25 de junho de 2011

Outro Zé

O corpo atirado no chão sendo palco dos olhos daqueles que passavam por ali. Uns diziam ser Pedro, outros tinham a certeza de que se tratava de Tobias, mas o moribundo estatelado na calçada não era Tiago, Marcos, João e nenhum outro discípulo amado do mundo que o cercava. Era apenas mais um José. O ator de suas próprias estréias e diretor de algumas de suas ações, quando não de porre de uma cachaça vagabunda que lhe era oferecido. Estava ali, envolto de seu próprio sangue, aquele líquido coagulante que alguns homens trajando uma roupa cinza em nome de alguma coisa, lhe roubara. Assim como o ar, os sentidos e a vida.
Ora, aquele sujeito era um homem bom. Trabalhava de carpinteiro e deixava sua Maria em casa cuidando dos filhos para que a noite quando regressasse, pudesse educar a sua maneira os rebentos que agora não tinha pai. Faltará o homem que porventura de um destino escrito pelos outros, ensinará os valores da vida. Caíra sobre as costas dessa mulher, o fardo de semear, cultivar e colher com suas mãos já não delicadas, as flores e espinhos que a partida repentina de seu homem lhe propôs.
Crianças iludidas com uma chegada que não haverá nunca mais. Presentes prometidos que se adiaram por mais longos e ardorosos invernos e verões. Nada muda, a não ser que agora, sujeitos a ter que aprender a ser grande, quando o ofício de seus afazeres era apenas ser inocente. Quebraram-lhe a casca e prematuramente, deverão se tornar homens e mulheres grandes.
Como o sangue pintando a calçada de qualquer lugar, o coração daqueles que ficaram tingirão corpos e almas. Divididos e separados dos braços grotescos se acharam perdidos e passaram fome, frio e medo. Sentiram saudade, mas não vão chorar. Os gritos não sairão e a vontade instantânea de morrer virá a todo instante, como o ar que invade suas narinas.

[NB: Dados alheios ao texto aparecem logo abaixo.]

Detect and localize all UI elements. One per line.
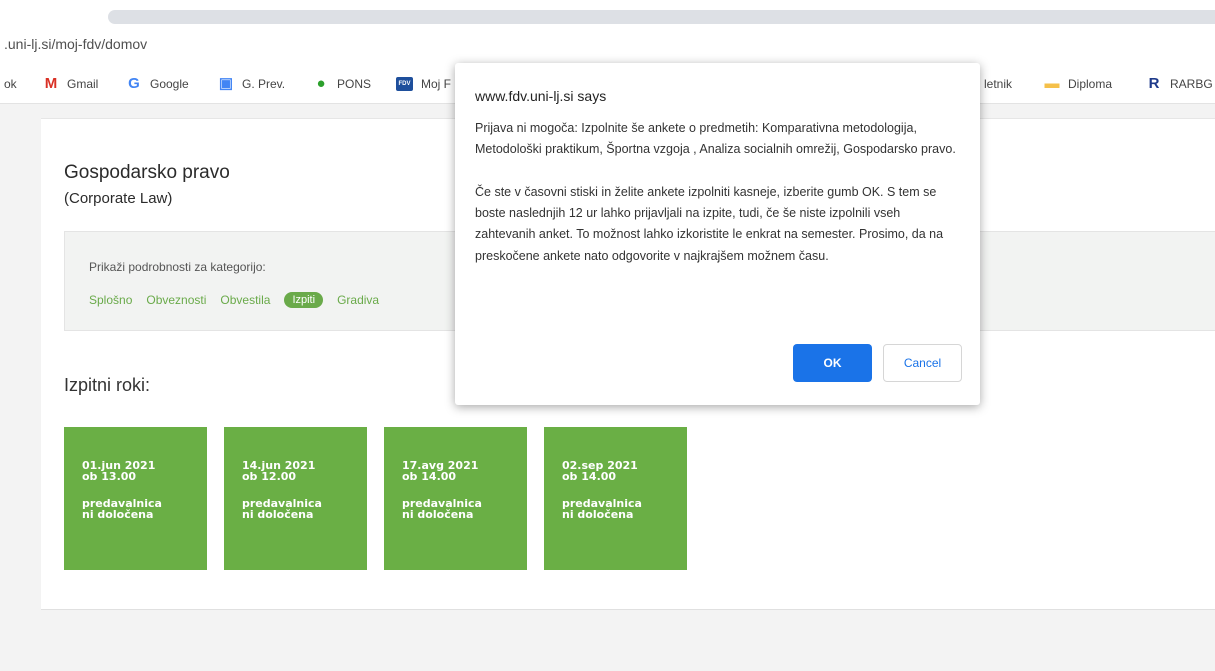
bookmark-label: ok — [4, 77, 17, 91]
google-translate-icon: ▣ — [218, 75, 234, 92]
rarbg-icon: R — [1148, 75, 1160, 92]
cancel-button[interactable]: Cancel — [883, 344, 962, 382]
bookmark-item-rarbg[interactable]: R RARBG — [1146, 75, 1213, 93]
bookmark-label: Diploma — [1068, 77, 1113, 91]
course-title: Gospodarsko pravo — [64, 162, 230, 183]
tab-obveznosti[interactable]: Obveznosti — [146, 293, 206, 307]
bookmark-item-moj-fdv[interactable]: FDV Moj F — [396, 75, 451, 93]
bookmark-label: Google — [150, 77, 189, 91]
bookmark-item-gmail[interactable]: M Gmail — [43, 75, 99, 93]
bookmark-label: RARBG — [1170, 77, 1213, 91]
tab-gradiva[interactable]: Gradiva — [337, 293, 379, 307]
pons-icon: ● — [316, 75, 326, 92]
bookmark-item-diploma[interactable]: ▬ Diploma — [1044, 75, 1113, 93]
exam-time: ob 13.00 — [82, 470, 137, 483]
tab-strip — [0, 0, 1215, 24]
gmail-icon: M — [44, 75, 58, 92]
course-subtitle: (Corporate Law) — [64, 190, 173, 207]
tab-izpiti[interactable]: Izpiti — [284, 292, 324, 308]
exam-slot[interactable]: 14.jun 2021 ob 12.00 predavalnica ni dol… — [224, 427, 367, 570]
url-text[interactable]: .uni-lj.si/moj-fdv/domov — [4, 36, 147, 52]
alert-dialog: www.fdv.uni-lj.si says Prijava ni mogoča… — [455, 63, 980, 405]
bookmark-label: letnik — [984, 77, 1013, 91]
bookmark-item-truncated[interactable]: ok — [4, 75, 17, 93]
bookmark-label: Gmail — [67, 77, 99, 91]
exam-slots: 01.jun 2021 ob 13.00 predavalnica ni dol… — [64, 427, 704, 570]
bookmark-label: G. Prev. — [242, 77, 286, 91]
bookmark-label: PONS — [337, 77, 372, 91]
exam-slot[interactable]: 02.sep 2021 ob 14.00 predavalnica ni dol… — [544, 427, 687, 570]
address-bar[interactable]: .uni-lj.si/moj-fdv/domov — [0, 24, 1215, 64]
exam-time: ob 14.00 — [562, 470, 617, 483]
dialog-title: www.fdv.uni-lj.si says — [475, 88, 607, 104]
bookmark-item-pons[interactable]: ● PONS — [313, 75, 371, 93]
fdv-icon: FDV — [396, 77, 413, 91]
exam-slot[interactable]: 17.avg 2021 ob 14.00 predavalnica ni dol… — [384, 427, 527, 570]
category-tabs: Splošno Obveznosti Obvestila Izpiti Grad… — [89, 292, 393, 308]
active-tab[interactable] — [108, 10, 1215, 24]
exam-time: ob 12.00 — [242, 470, 297, 483]
folder-icon: ▬ — [1044, 75, 1060, 92]
exam-room-value: ni določena — [82, 508, 154, 521]
exam-slot[interactable]: 01.jun 2021 ob 13.00 predavalnica ni dol… — [64, 427, 207, 570]
google-icon: G — [128, 75, 140, 92]
exam-room-value: ni določena — [562, 508, 634, 521]
bookmark-item-google-translate[interactable]: ▣ G. Prev. — [218, 75, 285, 93]
ok-button[interactable]: OK — [793, 344, 872, 382]
tab-obvestila[interactable]: Obvestila — [220, 293, 270, 307]
exam-room-value: ni določena — [242, 508, 314, 521]
dialog-message: Prijava ni mogoča: Izpolnite še ankete o… — [475, 121, 956, 263]
bookmark-item-letnik[interactable]: letnik — [984, 75, 1012, 93]
bookmark-item-google[interactable]: G Google — [126, 75, 189, 93]
exam-room-value: ni določena — [402, 508, 474, 521]
category-label: Prikaži podrobnosti za kategorijo: — [89, 260, 266, 274]
exam-dates-heading: Izpitni roki: — [64, 375, 151, 395]
bookmark-label: Moj F — [421, 77, 451, 91]
exam-time: ob 14.00 — [402, 470, 457, 483]
tab-splosno[interactable]: Splošno — [89, 293, 132, 307]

A filha mais velha saíra todas as noites e no outro dia, entregará a mãe alguns míseros trocados que um trabalho secreto lhe render. O suor se misturará as lágrimas durante o dia, enquanto cuida da casa e vê sua mãe sair para cuidar de uma casa que não é a sua. Com seus dezessete e poucos anos, se tornará mulher dentro e fora de casa. É a única maneira de manter firme e não deixar que tudo caía de uma vez. Por amor a sua mãe, abrirá mão dos sonhos e viver do jeito que a vida lhe oferecer.
O homem de casa agora será um menino de apenas treze anos. Adornar-se-á com as coisas do pai que saiu e o abençoou e tomará para si, as obrigações do velho que se esqueceu deles ali. E enquanto exerce sua função; a de carpinteiro como de seu genitor, irá construindo aquele que será o depósito do seu corpo num tempo oportuno. Queimara no madeiro e esquecido também será como aconteceu com sua mãe, irmã e o resto de sua família. Uma santa e última será a ceia, antes que tudo exploda e vá para os ares. E assim, morreu o outro Zé, que mais uma vez, esqueceu de revelar o nome.